Learning Goals
5 minBy the end of this lesson you can:
- Use Quick, Draw! and watch the model guess your doodle.
- Explain how it learned from millions of drawings.
- Explain why it sometimes guesses wrongly.
Warm-Up · Can a Computer Guess?
8 minLast lesson we learned that training means showing labelled examples. Now we'll see it in action.
If you doodled a quick cat in 5 seconds, do you think a computer could guess what it is? How might it manage that?
Reveal the thinking
Yes — if it has seen millions of cat doodles before, it has learned what they tend to look like. That's training at huge scale.
New Concept · A Model Trained by the World
18 minQuick, Draw! is a free Google experiment. You get a word, you doodle it, and the AI guesses out loud as you draw.
How it learned
- Millions of players around the world drew the same words.
- Each drawing came with a label (the word the player was given).
- The model trained on all those labelled doodles and learned the patterns of each thing.
So when you draw, it compares your lines to the patterns it learned and predicts.
Why it sometimes fails
- You drew in an unusual style it rarely saw.
- The thing has few examples in its training.
- Your doodle looks like something else (a pattern clash).
It's a Google website — your teacher opens it. Just doodle the given words; never draw or type anything personal. If anything looks odd, tell your teacher.
Guided Build · Play One Round Together
18 minFollow these steps with your teacher.
- Open quickdraw.withgoogle.com and click Get Started.
- Read the word you're given — for example "banana".
- Doodle it. Listen — the AI calls out its guesses as you draw.
- Watch how its guesses change as more lines appear.
- Finish all six words and see which it recognised.
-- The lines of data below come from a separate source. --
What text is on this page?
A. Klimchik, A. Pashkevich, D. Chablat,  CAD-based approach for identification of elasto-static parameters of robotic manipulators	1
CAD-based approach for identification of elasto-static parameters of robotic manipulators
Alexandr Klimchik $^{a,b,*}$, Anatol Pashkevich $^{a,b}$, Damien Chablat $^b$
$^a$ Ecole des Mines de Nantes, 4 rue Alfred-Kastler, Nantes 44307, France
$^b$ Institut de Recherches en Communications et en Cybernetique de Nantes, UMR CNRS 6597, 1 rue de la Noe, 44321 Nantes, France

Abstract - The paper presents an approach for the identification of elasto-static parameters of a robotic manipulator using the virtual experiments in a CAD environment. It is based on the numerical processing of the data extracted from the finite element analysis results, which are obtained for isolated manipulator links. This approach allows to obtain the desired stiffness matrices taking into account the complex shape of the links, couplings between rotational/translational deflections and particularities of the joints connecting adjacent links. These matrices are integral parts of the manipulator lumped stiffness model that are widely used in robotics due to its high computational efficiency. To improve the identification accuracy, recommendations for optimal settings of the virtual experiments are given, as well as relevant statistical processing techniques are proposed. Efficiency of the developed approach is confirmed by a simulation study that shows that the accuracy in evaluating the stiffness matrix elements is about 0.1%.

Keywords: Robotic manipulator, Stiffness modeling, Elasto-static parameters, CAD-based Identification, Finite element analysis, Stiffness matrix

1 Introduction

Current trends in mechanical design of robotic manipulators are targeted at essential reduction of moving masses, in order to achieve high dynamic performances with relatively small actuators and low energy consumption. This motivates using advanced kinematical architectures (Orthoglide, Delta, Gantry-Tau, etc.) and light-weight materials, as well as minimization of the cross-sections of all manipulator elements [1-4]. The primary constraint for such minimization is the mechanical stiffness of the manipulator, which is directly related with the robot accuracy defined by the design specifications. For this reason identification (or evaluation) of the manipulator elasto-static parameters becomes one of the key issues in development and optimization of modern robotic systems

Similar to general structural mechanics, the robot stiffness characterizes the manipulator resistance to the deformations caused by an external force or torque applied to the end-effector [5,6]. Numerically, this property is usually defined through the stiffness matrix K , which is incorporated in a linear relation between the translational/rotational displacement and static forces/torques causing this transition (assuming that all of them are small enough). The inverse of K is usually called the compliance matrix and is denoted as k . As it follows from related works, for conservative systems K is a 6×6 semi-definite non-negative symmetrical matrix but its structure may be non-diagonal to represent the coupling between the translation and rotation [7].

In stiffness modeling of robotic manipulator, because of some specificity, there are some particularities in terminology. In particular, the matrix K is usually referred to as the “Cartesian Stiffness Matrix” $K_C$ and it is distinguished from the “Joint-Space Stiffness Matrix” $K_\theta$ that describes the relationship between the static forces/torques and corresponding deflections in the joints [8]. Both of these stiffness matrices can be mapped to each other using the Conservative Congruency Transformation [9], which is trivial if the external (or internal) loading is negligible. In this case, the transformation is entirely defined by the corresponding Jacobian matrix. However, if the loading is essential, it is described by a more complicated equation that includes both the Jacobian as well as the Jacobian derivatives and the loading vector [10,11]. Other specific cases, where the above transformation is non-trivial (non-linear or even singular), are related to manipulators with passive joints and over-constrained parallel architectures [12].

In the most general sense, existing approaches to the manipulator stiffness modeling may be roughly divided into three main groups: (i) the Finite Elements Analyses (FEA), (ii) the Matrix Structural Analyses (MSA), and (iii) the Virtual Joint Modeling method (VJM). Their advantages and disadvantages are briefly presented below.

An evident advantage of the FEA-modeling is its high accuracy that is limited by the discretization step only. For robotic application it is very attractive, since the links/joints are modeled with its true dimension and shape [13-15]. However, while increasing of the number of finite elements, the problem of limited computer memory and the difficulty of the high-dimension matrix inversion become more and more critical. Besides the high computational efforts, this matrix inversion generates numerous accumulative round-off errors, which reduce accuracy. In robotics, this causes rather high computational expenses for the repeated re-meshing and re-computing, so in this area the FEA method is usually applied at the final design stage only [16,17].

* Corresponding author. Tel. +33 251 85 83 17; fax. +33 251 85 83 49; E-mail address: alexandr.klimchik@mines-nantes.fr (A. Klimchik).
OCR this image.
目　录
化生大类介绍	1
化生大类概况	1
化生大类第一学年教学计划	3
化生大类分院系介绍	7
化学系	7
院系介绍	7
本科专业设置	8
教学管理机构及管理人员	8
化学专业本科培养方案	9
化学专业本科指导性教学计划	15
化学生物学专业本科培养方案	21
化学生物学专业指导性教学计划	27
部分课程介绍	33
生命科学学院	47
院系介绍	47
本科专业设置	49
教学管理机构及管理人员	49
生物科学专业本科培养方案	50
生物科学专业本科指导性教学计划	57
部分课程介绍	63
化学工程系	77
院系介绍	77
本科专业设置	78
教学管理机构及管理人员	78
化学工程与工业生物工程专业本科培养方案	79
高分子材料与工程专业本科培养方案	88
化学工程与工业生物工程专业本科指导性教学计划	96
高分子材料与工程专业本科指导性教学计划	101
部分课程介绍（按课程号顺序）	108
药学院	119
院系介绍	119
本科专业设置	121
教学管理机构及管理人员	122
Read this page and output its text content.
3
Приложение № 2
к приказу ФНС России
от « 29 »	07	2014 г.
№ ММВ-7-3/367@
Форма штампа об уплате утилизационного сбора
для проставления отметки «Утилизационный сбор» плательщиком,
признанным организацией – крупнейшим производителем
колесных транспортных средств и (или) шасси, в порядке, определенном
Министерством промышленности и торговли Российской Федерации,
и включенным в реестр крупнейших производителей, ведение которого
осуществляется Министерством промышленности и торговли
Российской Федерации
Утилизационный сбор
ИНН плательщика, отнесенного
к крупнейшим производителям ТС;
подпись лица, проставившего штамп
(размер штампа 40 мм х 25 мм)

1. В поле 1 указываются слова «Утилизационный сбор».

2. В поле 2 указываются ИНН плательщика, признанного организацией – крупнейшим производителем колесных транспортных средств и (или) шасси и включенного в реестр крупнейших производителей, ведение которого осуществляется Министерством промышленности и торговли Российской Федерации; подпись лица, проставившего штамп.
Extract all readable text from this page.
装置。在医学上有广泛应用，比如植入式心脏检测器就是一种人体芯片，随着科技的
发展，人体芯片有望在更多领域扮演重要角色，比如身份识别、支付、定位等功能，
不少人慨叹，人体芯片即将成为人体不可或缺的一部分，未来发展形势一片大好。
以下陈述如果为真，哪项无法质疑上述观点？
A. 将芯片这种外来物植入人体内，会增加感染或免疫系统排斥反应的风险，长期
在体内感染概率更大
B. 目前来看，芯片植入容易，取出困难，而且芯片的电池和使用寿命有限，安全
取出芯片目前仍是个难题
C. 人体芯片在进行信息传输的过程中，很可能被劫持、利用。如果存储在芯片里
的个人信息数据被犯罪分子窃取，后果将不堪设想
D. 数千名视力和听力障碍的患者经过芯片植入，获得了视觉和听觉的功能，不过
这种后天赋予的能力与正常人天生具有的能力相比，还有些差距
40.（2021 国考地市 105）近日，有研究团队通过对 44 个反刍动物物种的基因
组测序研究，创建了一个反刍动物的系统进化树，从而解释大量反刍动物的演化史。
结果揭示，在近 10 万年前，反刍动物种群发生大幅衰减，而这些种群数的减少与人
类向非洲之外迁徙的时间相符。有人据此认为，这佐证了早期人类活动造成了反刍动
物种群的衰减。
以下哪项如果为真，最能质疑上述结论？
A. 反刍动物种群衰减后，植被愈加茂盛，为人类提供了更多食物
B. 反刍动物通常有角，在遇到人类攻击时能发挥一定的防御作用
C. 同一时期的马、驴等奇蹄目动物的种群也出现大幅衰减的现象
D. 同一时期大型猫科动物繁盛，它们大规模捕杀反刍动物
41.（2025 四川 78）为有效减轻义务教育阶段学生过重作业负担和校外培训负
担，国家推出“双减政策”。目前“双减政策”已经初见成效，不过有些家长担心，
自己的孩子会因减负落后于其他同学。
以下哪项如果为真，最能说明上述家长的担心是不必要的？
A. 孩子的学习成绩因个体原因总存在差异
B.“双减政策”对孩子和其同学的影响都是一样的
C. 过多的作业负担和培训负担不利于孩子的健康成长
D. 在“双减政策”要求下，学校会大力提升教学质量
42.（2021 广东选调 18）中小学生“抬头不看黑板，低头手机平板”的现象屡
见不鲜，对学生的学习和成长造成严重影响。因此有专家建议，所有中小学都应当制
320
Notice the model often guesses early, then changes its mind as it sees more — just like a person would.
Which words did it guess fastest? Those usually have the most and most consistent training examples.
Try It Yourself
20 minPlay on your own device (teacher-opened).
Play three full rounds. Note which words the AI guessed correctly and which it missed.
Hint
Keep a quick tally: ✓ for guessed, ✗ for missed.
Try to draw something in an unusual way so the AI guesses wrongly. Then write one sentence explaining why it failed.
Hint
Draw a cat from the back, or a very tiny one — styles it rarely saw.
Mini-Challenge · Simplest Doodle That Works
12 minPick one word. Find the simplest possible doodle — the fewest lines — that the AI still recognises.
It works if you can name how few strokes still got a correct guess, and explain why that minimal shape carries the pattern.
Show one example
For "sun": a circle with a few short rays was enough. The model learned that "circle + rays" is the core pattern of a sun, so extra detail wasn't needed.
Recap
5 minQuick, Draw! is a real model trained on millions of labelled doodles. It predicts your drawing by matching it to learned patterns — and it fails when your style is rare or unclear. You just watched training pay off.
Vocabulary Card
- experiment (AI)
- A fun, public tool that lets you try an AI idea hands-on.
- training data
- The labelled examples — here, millions of doodles — a model learned from.
- Quick, Draw!
- A free Google tool where an AI guesses your doodles as you draw.
Homework · Right & Wrong Guesses
≤ 20 minIf you can use Quick, Draw! at home (ask a grown-up), record three doodles it guessed right and two it got wrong. For each wrong one, write a one-line guess at why. No internet at home? List five things you think it would find easy or hard, and why.
Use only the Quick, Draw! site, with a grown-up's permission. Draw the given words only — nothing personal.
Sample · My Guesses
Right: sun, fish, star — simple, common shapes with lots of examples.
Wrong: "octopus" — I drew too few legs, so it looked like a jellyfish. "durian" — probably few training examples, so it didn't know the spiky shape.
Yours will be different — sensible reasons for the misses are what count.